Люди начали переглядываться. Столь неразумное поведение никак не вписывалось в крайне рациональное отношение крестьян к жизни. А всё, что выходит за привычные рамки, пугает куда сильнее.
— Они сжигают дома, насилуют женщин и пытают мужчин, но это ещё не самое страшное… — продолжил нагнетать я. — Тех, кому удалось выжить, они уводят в своё логово… Никто не знает, что ждёт пленников, но ясно одно — те, кто оказался там, очень скоро начинают завидовать мёртвым!
И без того бледные лица селян стали ещё бледнее. Они поверили мне, а значит, можно было переходить к следующему шагу.
— Эти страшные люди никогда не узнали бы о «Наречье»… — я взял паузу для большей драматичности, а потом выпалил: — Если бы не Альб!
По толпе прошёл ропот возмущения.
— Альб! — повторил я, чтобы мои слова лучше отпечатались в памяти людей. — Альб рассказал Ворону о нашей деревне!
Мне требовалось уничтожить и без того сомнительную репутацию покойного психопата. Не из мелочной мести, само собой, а чтобы избежать проблем в будущем.
Какой бы паскудой ни был Альб, однако для деревенских он свой. Но одно дело убить сельского «хулигана», который в памяти селян быстро превратится из законченного негодяя в почти что душку, и совсем другое — прикончить бандитского «наводчика». Такое Альбу не простят никогда.
— А ты, Феликс, откудова знаешь, что Альб наш с разбойниками снюхался? — спросил насупленный и очень серьёзный мужик, стоявший в первом ряду.
Вопрос ожидаемый. Глупо было бы рассчитывать, что люди поверят мне на слово.
— Мне рассказал об этом наш повелитель — граф вил Кьер, — не моргнув глазом, соврал я.
Разумеется, этот ответ не выдерживал никакой критики. Сильно сомневаюсь, что граф вил Кьер знал имя хотя бы одного крестьянина, проживавшего в его деревнях.
— Брешешь! — не выдержал кто-то в толпе. — Ни в жисть не поверю, шо сам граф с тобою лясы точил, да ещё про нашего дурака Альба обсказывал…
Я усмехнулся, слегка надавил на прятавшийся в кулаке металлический шарик и разжал ладонь.
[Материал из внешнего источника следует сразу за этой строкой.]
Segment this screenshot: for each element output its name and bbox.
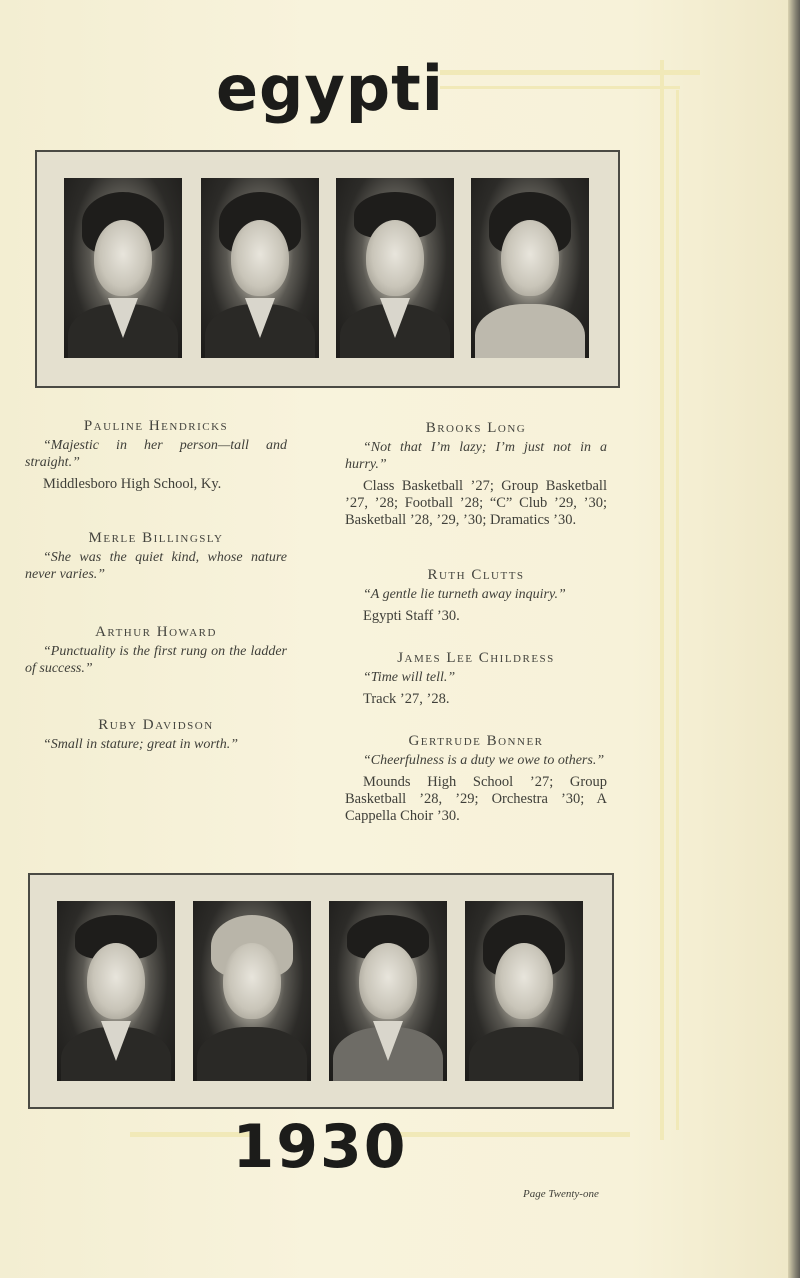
student-quote: “Small in stature; great in worth.” xyxy=(43,737,238,752)
student-detail: Egypti Staff ’30. xyxy=(363,608,460,624)
student-name: Ruby Davidson xyxy=(98,717,214,733)
book-gutter-edge xyxy=(788,0,800,1278)
student-quote: “Majestic in her person—tall and straight.” xyxy=(25,438,287,470)
portrait-photo xyxy=(465,901,583,1081)
decorative-rule xyxy=(660,60,664,1140)
portrait-panel-top xyxy=(35,150,620,388)
portrait-photo xyxy=(329,901,447,1081)
student-quote: “A gentle lie turneth away inquiry.” xyxy=(363,587,566,602)
decorative-rule xyxy=(676,90,679,1130)
student-detail: Mounds High School ’27; Group Basketball ’28, ’29; Orchestra ’30; A Cappella Choir ’30. xyxy=(345,774,607,824)
student-quote: “Time will tell.” xyxy=(363,670,456,685)
page-number: Page Twenty-one xyxy=(523,1188,599,1200)
portrait-photo xyxy=(201,178,319,358)
student-entry xyxy=(345,650,607,708)
student-entry xyxy=(345,420,607,529)
portrait-panel-bottom xyxy=(28,873,614,1109)
portrait-photo xyxy=(471,178,589,358)
student-detail: Class Basketball ’27; Group Basketball ’27, ’28; Football ’28; “C” Club ’29, ’30; Basketball ’28, ’29, ’30; Dramatics ’30. xyxy=(345,478,607,528)
student-entry xyxy=(345,567,607,625)
student-entry xyxy=(25,624,287,677)
portrait-photo xyxy=(64,178,182,358)
student-quote: “Punctuality is the first rung on the ladder of success.” xyxy=(25,644,287,676)
student-detail: Track ’27, ’28. xyxy=(363,691,450,707)
student-name: Ruth Clutts xyxy=(427,567,525,583)
student-quote: “She was the quiet kind, whose nature never varies.” xyxy=(25,550,287,582)
student-name: Arthur Howard xyxy=(95,624,217,640)
student-entry xyxy=(345,733,607,825)
page-masthead: egypti xyxy=(215,52,445,125)
student-name: Merle Billingsly xyxy=(88,530,224,546)
student-name: Pauline Hendricks xyxy=(83,418,229,434)
student-entry xyxy=(25,530,287,583)
student-entry xyxy=(25,717,287,753)
portrait-photo xyxy=(193,901,311,1081)
student-name: James Lee Childress xyxy=(397,650,555,666)
portrait-photo xyxy=(336,178,454,358)
student-quote: “Cheerfulness is a duty we owe to others.” xyxy=(363,753,605,768)
student-detail: Middlesboro High School, Ky. xyxy=(43,476,222,492)
student-name: Brooks Long xyxy=(425,420,527,436)
student-entry xyxy=(25,418,287,493)
student-quote: “Not that I’m lazy; I’m just not in a hurry.” xyxy=(345,440,607,472)
student-name: Gertrude Bonner xyxy=(408,733,544,749)
portrait-photo xyxy=(57,901,175,1081)
yearbook-year: 1930 xyxy=(232,1112,408,1182)
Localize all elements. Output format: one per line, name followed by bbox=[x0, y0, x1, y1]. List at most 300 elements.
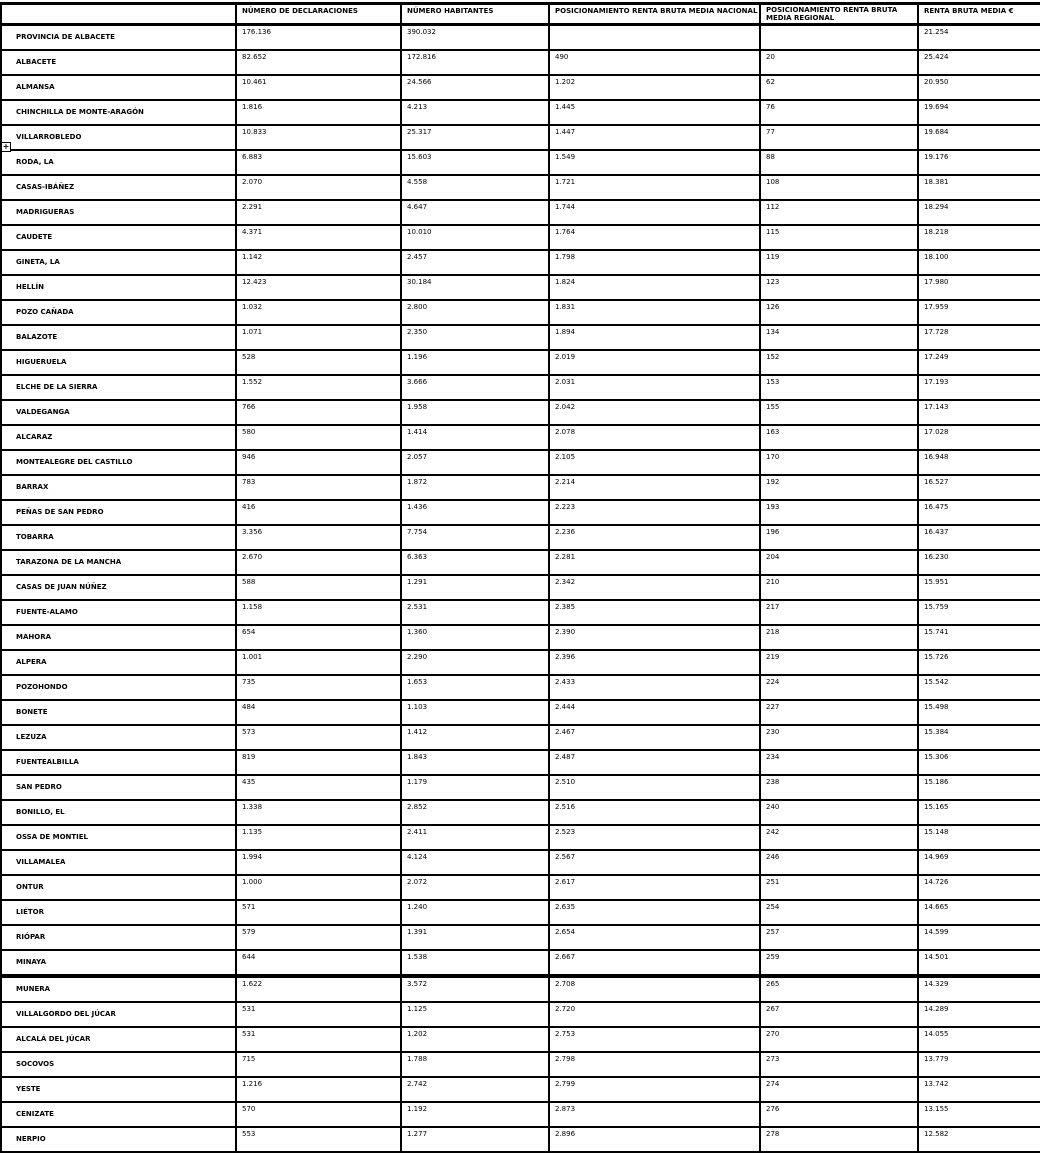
cell-habitantes: 1.196 bbox=[401, 350, 549, 375]
cell-pos-nacional: 490 bbox=[549, 50, 760, 75]
table-row bbox=[1, 850, 1040, 875]
cell-pos-nacional: 1.764 bbox=[549, 225, 760, 250]
municipality-name: CASAS-IBÁÑEZ bbox=[1, 175, 236, 200]
municipality-name: SAN PEDRO bbox=[1, 775, 236, 800]
cell-habitantes: 1.391 bbox=[401, 925, 549, 950]
municipality-name: CHINCHILLA DE MONTE-ARAGÓN bbox=[1, 100, 236, 125]
cell-declaraciones: 735 bbox=[236, 675, 401, 700]
municipality-name: FUENTE-ALAMO bbox=[1, 600, 236, 625]
income-table bbox=[0, 2, 1040, 1153]
cell-pos-nacional: 2.635 bbox=[549, 900, 760, 925]
cell-habitantes: 25.317 bbox=[401, 125, 549, 150]
cell-renta-media: 12.582 bbox=[918, 1127, 1040, 1152]
table-row bbox=[1, 1002, 1040, 1027]
cell-pos-regional: 134 bbox=[760, 325, 918, 350]
cell-renta-media: 15.306 bbox=[918, 750, 1040, 775]
cell-declaraciones: 1.001 bbox=[236, 650, 401, 675]
cell-habitantes: 1.414 bbox=[401, 425, 549, 450]
municipality-name: HIGUERUELA bbox=[1, 350, 236, 375]
municipality-name: VILLALGORDO DEL JÚCAR bbox=[1, 1002, 236, 1027]
table-row bbox=[1, 825, 1040, 850]
cell-pos-nacional: 2.385 bbox=[549, 600, 760, 625]
cell-pos-nacional: 2.281 bbox=[549, 550, 760, 575]
table-row bbox=[1, 75, 1040, 100]
table-row bbox=[1, 50, 1040, 75]
cell-pos-regional: 242 bbox=[760, 825, 918, 850]
cell-declaraciones: 435 bbox=[236, 775, 401, 800]
table-header-row bbox=[1, 4, 1040, 25]
table-row bbox=[1, 900, 1040, 925]
cell-pos-nacional: 1.798 bbox=[549, 250, 760, 275]
table-row bbox=[1, 525, 1040, 550]
cell-pos-regional: 108 bbox=[760, 175, 918, 200]
cell-habitantes: 1.788 bbox=[401, 1052, 549, 1077]
header-declaraciones: NÚMERO DE DECLARACIONES bbox=[236, 4, 401, 25]
cell-declaraciones: 1.816 bbox=[236, 100, 401, 125]
cell-habitantes: 1.192 bbox=[401, 1102, 549, 1127]
cell-renta-media: 15.759 bbox=[918, 600, 1040, 625]
municipality-name: PEÑAS DE SAN PEDRO bbox=[1, 500, 236, 525]
cell-pos-nacional: 2.105 bbox=[549, 450, 760, 475]
cell-renta-media: 17.249 bbox=[918, 350, 1040, 375]
cell-pos-nacional: 2.236 bbox=[549, 525, 760, 550]
cell-pos-nacional: 1.202 bbox=[549, 75, 760, 100]
cell-declaraciones: 2.670 bbox=[236, 550, 401, 575]
cell-pos-nacional: 2.031 bbox=[549, 375, 760, 400]
cell-renta-media: 15.741 bbox=[918, 625, 1040, 650]
cell-declaraciones: 766 bbox=[236, 400, 401, 425]
cell-pos-nacional: 2.873 bbox=[549, 1102, 760, 1127]
cell-pos-regional: 227 bbox=[760, 700, 918, 725]
cell-pos-regional: 192 bbox=[760, 475, 918, 500]
cell-declaraciones: 946 bbox=[236, 450, 401, 475]
cell-pos-nacional: 2.467 bbox=[549, 725, 760, 750]
cell-habitantes: 2.852 bbox=[401, 800, 549, 825]
cell-pos-nacional: 1.894 bbox=[549, 325, 760, 350]
cell-pos-nacional: 1.549 bbox=[549, 150, 760, 175]
cell-pos-regional: 219 bbox=[760, 650, 918, 675]
cell-declaraciones: 3.356 bbox=[236, 525, 401, 550]
cell-habitantes: 15.603 bbox=[401, 150, 549, 175]
municipality-name: MADRIGUERAS bbox=[1, 200, 236, 225]
cell-habitantes: 7.754 bbox=[401, 525, 549, 550]
cell-habitantes: 2.411 bbox=[401, 825, 549, 850]
municipality-name: ONTUR bbox=[1, 875, 236, 900]
cell-renta-media: 18.381 bbox=[918, 175, 1040, 200]
plus-icon[interactable]: + bbox=[2, 142, 10, 151]
table-row bbox=[1, 875, 1040, 900]
cell-renta-media: 17.193 bbox=[918, 375, 1040, 400]
table-row bbox=[1, 150, 1040, 175]
cell-pos-regional: 265 bbox=[760, 976, 918, 1002]
table-row bbox=[1, 125, 1040, 150]
cell-pos-nacional: 2.708 bbox=[549, 976, 760, 1002]
cell-renta-media: 14.969 bbox=[918, 850, 1040, 875]
cell-pos-nacional: 2.342 bbox=[549, 575, 760, 600]
table-row bbox=[1, 575, 1040, 600]
cell-pos-nacional: 2.567 bbox=[549, 850, 760, 875]
cell-pos-regional: 77 bbox=[760, 125, 918, 150]
municipality-name: MINAYA bbox=[1, 950, 236, 976]
cell-pos-nacional: 1.824 bbox=[549, 275, 760, 300]
cell-pos-nacional: 2.896 bbox=[549, 1127, 760, 1152]
cell-renta-media: 16.527 bbox=[918, 475, 1040, 500]
cell-renta-media: 15.165 bbox=[918, 800, 1040, 825]
cell-pos-regional: 217 bbox=[760, 600, 918, 625]
cell-pos-nacional: 2.223 bbox=[549, 500, 760, 525]
cell-renta-media: 14.726 bbox=[918, 875, 1040, 900]
cell-declaraciones: 819 bbox=[236, 750, 401, 775]
cell-habitantes: 4.647 bbox=[401, 200, 549, 225]
header-habitantes: NÚMERO HABITANTES bbox=[401, 4, 549, 25]
cell-pos-regional: 267 bbox=[760, 1002, 918, 1027]
cell-pos-regional: 238 bbox=[760, 775, 918, 800]
cell-renta-media: 16.230 bbox=[918, 550, 1040, 575]
table-row bbox=[1, 325, 1040, 350]
cell-declaraciones: 10.461 bbox=[236, 75, 401, 100]
municipality-name: VILLARROBLEDO bbox=[1, 125, 236, 150]
municipality-name: TOBARRA bbox=[1, 525, 236, 550]
header-pos-regional: POSICIONAMIENTO RENTA BRUTA MEDIA REGIONAL bbox=[760, 4, 918, 25]
cell-pos-nacional: 2.720 bbox=[549, 1002, 760, 1027]
cell-pos-regional: 119 bbox=[760, 250, 918, 275]
municipality-name: POZO CAÑADA bbox=[1, 300, 236, 325]
cell-renta-media: 15.542 bbox=[918, 675, 1040, 700]
cell-declaraciones: 1.071 bbox=[236, 325, 401, 350]
cell-declaraciones: 715 bbox=[236, 1052, 401, 1077]
table-row bbox=[1, 300, 1040, 325]
cell-habitantes: 1.103 bbox=[401, 700, 549, 725]
cell-habitantes: 6.363 bbox=[401, 550, 549, 575]
cell-declaraciones: 416 bbox=[236, 500, 401, 525]
cell-pos-nacional: 2.019 bbox=[549, 350, 760, 375]
cell-habitantes: 2.531 bbox=[401, 600, 549, 625]
cell-renta-media: 13.742 bbox=[918, 1077, 1040, 1102]
table-row bbox=[1, 450, 1040, 475]
cell-declaraciones: 4.371 bbox=[236, 225, 401, 250]
cell-habitantes: 2.072 bbox=[401, 875, 549, 900]
cell-renta-media: 25.424 bbox=[918, 50, 1040, 75]
cell-pos-regional: 274 bbox=[760, 1077, 918, 1102]
cell-pos-regional: 246 bbox=[760, 850, 918, 875]
table-row bbox=[1, 550, 1040, 575]
cell-pos-nacional: 1.447 bbox=[549, 125, 760, 150]
cell-declaraciones: 1.622 bbox=[236, 976, 401, 1002]
table-row bbox=[1, 675, 1040, 700]
cell-renta-media: 16.948 bbox=[918, 450, 1040, 475]
cell-renta-media: 18.218 bbox=[918, 225, 1040, 250]
header-pos-nacional: POSICIONAMIENTO RENTA BRUTA MEDIA NACIONAL bbox=[549, 4, 760, 25]
cell-pos-regional: 240 bbox=[760, 800, 918, 825]
cell-renta-media: 13.779 bbox=[918, 1052, 1040, 1077]
municipality-name: NERPIO bbox=[1, 1127, 236, 1152]
table-row bbox=[1, 175, 1040, 200]
municipality-name: CENIZATE bbox=[1, 1102, 236, 1127]
municipality-name: LIÉTOR bbox=[1, 900, 236, 925]
cell-renta-media: 17.028 bbox=[918, 425, 1040, 450]
cell-pos-nacional: 2.390 bbox=[549, 625, 760, 650]
cell-pos-regional: 115 bbox=[760, 225, 918, 250]
cell-pos-nacional: 2.798 bbox=[549, 1052, 760, 1077]
municipality-name: LEZUZA bbox=[1, 725, 236, 750]
cell-pos-regional: 193 bbox=[760, 500, 918, 525]
table-row bbox=[1, 1027, 1040, 1052]
cell-renta-media: 17.143 bbox=[918, 400, 1040, 425]
cell-declaraciones: 654 bbox=[236, 625, 401, 650]
cell-renta-media: 17.959 bbox=[918, 300, 1040, 325]
cell-pos-nacional: 2.487 bbox=[549, 750, 760, 775]
cell-renta-media: 14.289 bbox=[918, 1002, 1040, 1027]
municipality-name: VALDEGANGA bbox=[1, 400, 236, 425]
cell-pos-nacional: 2.799 bbox=[549, 1077, 760, 1102]
cell-declaraciones: 484 bbox=[236, 700, 401, 725]
cell-declaraciones: 553 bbox=[236, 1127, 401, 1152]
cell-declaraciones: 1.000 bbox=[236, 875, 401, 900]
municipality-name: BONETE bbox=[1, 700, 236, 725]
cell-pos-regional: 257 bbox=[760, 925, 918, 950]
cell-declaraciones: 12.423 bbox=[236, 275, 401, 300]
municipality-name: ALCARAZ bbox=[1, 425, 236, 450]
cell-habitantes: 4.213 bbox=[401, 100, 549, 125]
cell-declaraciones: 176.136 bbox=[236, 25, 401, 51]
cell-declaraciones: 1.032 bbox=[236, 300, 401, 325]
cell-renta-media: 17.728 bbox=[918, 325, 1040, 350]
cell-pos-regional: 153 bbox=[760, 375, 918, 400]
cell-declaraciones: 570 bbox=[236, 1102, 401, 1127]
table-row bbox=[1, 25, 1040, 51]
cell-renta-media: 16.475 bbox=[918, 500, 1040, 525]
cell-renta-media: 19.684 bbox=[918, 125, 1040, 150]
cell-pos-regional: 76 bbox=[760, 100, 918, 125]
cell-pos-regional: 278 bbox=[760, 1127, 918, 1152]
cell-habitantes: 1.436 bbox=[401, 500, 549, 525]
cell-habitantes: 1.291 bbox=[401, 575, 549, 600]
cell-pos-nacional: 1.721 bbox=[549, 175, 760, 200]
table-row bbox=[1, 976, 1040, 1002]
municipality-name: HELLÍN bbox=[1, 275, 236, 300]
cell-pos-regional: 163 bbox=[760, 425, 918, 450]
municipality-name: ALMANSA bbox=[1, 75, 236, 100]
cell-pos-nacional: 2.523 bbox=[549, 825, 760, 850]
municipality-name: MONTEALEGRE DEL CASTILLO bbox=[1, 450, 236, 475]
cell-renta-media: 15.726 bbox=[918, 650, 1040, 675]
cell-declaraciones: 1.994 bbox=[236, 850, 401, 875]
municipality-name: RIÓPAR bbox=[1, 925, 236, 950]
cell-habitantes: 2.057 bbox=[401, 450, 549, 475]
cell-pos-nacional: 2.510 bbox=[549, 775, 760, 800]
cell-renta-media: 15.186 bbox=[918, 775, 1040, 800]
municipality-name: CASAS DE JUAN NÚÑEZ bbox=[1, 575, 236, 600]
table-row bbox=[1, 600, 1040, 625]
table-row bbox=[1, 650, 1040, 675]
table-row bbox=[1, 500, 1040, 525]
cell-declaraciones: 644 bbox=[236, 950, 401, 976]
cell-pos-nacional: 2.617 bbox=[549, 875, 760, 900]
municipality-name: VILLAMALEA bbox=[1, 850, 236, 875]
cell-renta-media: 15.148 bbox=[918, 825, 1040, 850]
table-row bbox=[1, 350, 1040, 375]
table-row bbox=[1, 925, 1040, 950]
cell-declaraciones: 6.883 bbox=[236, 150, 401, 175]
cell-renta-media: 21.254 bbox=[918, 25, 1040, 51]
header-renta-media: RENTA BRUTA MEDIA € bbox=[918, 4, 1040, 25]
cell-habitantes: 24.566 bbox=[401, 75, 549, 100]
table-row bbox=[1, 700, 1040, 725]
cell-pos-nacional: 2.753 bbox=[549, 1027, 760, 1052]
cell-habitantes: 1.360 bbox=[401, 625, 549, 650]
table-row bbox=[1, 775, 1040, 800]
table-row bbox=[1, 200, 1040, 225]
cell-habitantes: 3.572 bbox=[401, 976, 549, 1002]
municipality-name: MUNERA bbox=[1, 976, 236, 1002]
cell-pos-nacional: 2.516 bbox=[549, 800, 760, 825]
cell-renta-media: 19.176 bbox=[918, 150, 1040, 175]
cell-pos-regional: 123 bbox=[760, 275, 918, 300]
municipality-name: TARAZONA DE LA MANCHA bbox=[1, 550, 236, 575]
cell-pos-nacional: 2.654 bbox=[549, 925, 760, 950]
cell-pos-nacional: 1.744 bbox=[549, 200, 760, 225]
table-row bbox=[1, 250, 1040, 275]
cell-declaraciones: 2.070 bbox=[236, 175, 401, 200]
cell-habitantes: 1.240 bbox=[401, 900, 549, 925]
cell-declaraciones: 531 bbox=[236, 1002, 401, 1027]
cell-declaraciones: 82.652 bbox=[236, 50, 401, 75]
municipality-name: ELCHE DE LA SIERRA bbox=[1, 375, 236, 400]
cell-renta-media: 14.329 bbox=[918, 976, 1040, 1002]
cell-renta-media: 16.437 bbox=[918, 525, 1040, 550]
table-row bbox=[1, 375, 1040, 400]
cell-pos-nacional: 2.214 bbox=[549, 475, 760, 500]
cell-declaraciones: 1.135 bbox=[236, 825, 401, 850]
cell-pos-regional: 155 bbox=[760, 400, 918, 425]
cell-declaraciones: 1.216 bbox=[236, 1077, 401, 1102]
cell-habitantes: 2.742 bbox=[401, 1077, 549, 1102]
cell-habitantes: 30.184 bbox=[401, 275, 549, 300]
cell-habitantes: 2.800 bbox=[401, 300, 549, 325]
cell-habitantes: 1.653 bbox=[401, 675, 549, 700]
cell-pos-nacional: 2.444 bbox=[549, 700, 760, 725]
cell-pos-regional: 20 bbox=[760, 50, 918, 75]
cell-declaraciones: 571 bbox=[236, 900, 401, 925]
cell-declaraciones: 10.833 bbox=[236, 125, 401, 150]
cell-pos-regional: 210 bbox=[760, 575, 918, 600]
header-municipio bbox=[1, 4, 236, 25]
cell-pos-regional: 126 bbox=[760, 300, 918, 325]
cell-pos-regional: 224 bbox=[760, 675, 918, 700]
cell-pos-nacional: 2.042 bbox=[549, 400, 760, 425]
cell-pos-regional: 170 bbox=[760, 450, 918, 475]
municipality-name: GINETA, LA bbox=[1, 250, 236, 275]
cell-habitantes: 1.872 bbox=[401, 475, 549, 500]
cell-renta-media: 17.980 bbox=[918, 275, 1040, 300]
municipality-name: RODA, LA bbox=[1, 150, 236, 175]
municipality-name: BALAZOTE bbox=[1, 325, 236, 350]
cell-pos-regional: 230 bbox=[760, 725, 918, 750]
cell-pos-nacional: 2.667 bbox=[549, 950, 760, 976]
municipality-name: CAUDETE bbox=[1, 225, 236, 250]
municipality-name: SOCOVOS bbox=[1, 1052, 236, 1077]
table-row bbox=[1, 475, 1040, 500]
municipality-name: BARRAX bbox=[1, 475, 236, 500]
cell-habitantes: 1.958 bbox=[401, 400, 549, 425]
cell-renta-media: 18.294 bbox=[918, 200, 1040, 225]
cell-declaraciones: 531 bbox=[236, 1027, 401, 1052]
cell-habitantes: 3.666 bbox=[401, 375, 549, 400]
cell-renta-media: 20.950 bbox=[918, 75, 1040, 100]
cell-pos-regional: 204 bbox=[760, 550, 918, 575]
cell-renta-media: 14.599 bbox=[918, 925, 1040, 950]
cell-pos-regional: 259 bbox=[760, 950, 918, 976]
cell-pos-regional: 270 bbox=[760, 1027, 918, 1052]
municipality-name: ALCALÁ DEL JÚCAR bbox=[1, 1027, 236, 1052]
cell-pos-regional: 251 bbox=[760, 875, 918, 900]
cell-renta-media: 15.951 bbox=[918, 575, 1040, 600]
cell-declaraciones: 1.142 bbox=[236, 250, 401, 275]
cell-declaraciones: 528 bbox=[236, 350, 401, 375]
cell-renta-media: 15.384 bbox=[918, 725, 1040, 750]
municipality-name: POZOHONDO bbox=[1, 675, 236, 700]
municipality-name: YESTE bbox=[1, 1077, 236, 1102]
table-row bbox=[1, 275, 1040, 300]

Створки податливо разошлись в стороны, а над головами изумлённых жителей «Наречья» зазвенел монотонный голос правителя здешних земель.
«Предъявитель сего действует в интересах Императора, во имя Империи и по поручению императорского наместника графа Свейна вил Кьера…»
Как только послышались первые звуки, доносившиеся из вибрирующего металлического «орешка», лежавшего на моей ладони, все крестьяне разом опустились на колени. Они вряд ли знали голос своего господина, но никаких сомнений в его подлинности ни у кого не возникло. Магический артефакт оказался таким аргументом, спорить с которым мог только законченный кретин.
— Встаньте, — приказал я, закрыв билью. — Наш милостивый господин поручил мне защитить своих поданных от разбойников, и я собираюсь исполнить его поручение.
Как только монотонный голос исчез, все тут же поднялись на ноги. Все, кроме подручных Альба. Они опустили головы, опасаясь смотреть мне в глаза.
— Мы не знали, — едва слышно произнёс один из них. — Мы не знали, что он связался с разбойниками… Клянёмся… Памятью отцов…
— Памятью отцов! — тут же подхватили остальные. — Памятью отцов!
— Головы поднять! — гаркнул я.
Бывшие дружки Альба беспрекословно выполнили приказ.
Я увидел серые лица, на которых застыла печать отчаяния. Обычные парни — разве что чуть более крепкие и чуть более ведомые, чем остальные. Убивать их не имело никакого смысла — без Альба они не представляли угрозы. А вот использовать их определённо стоило.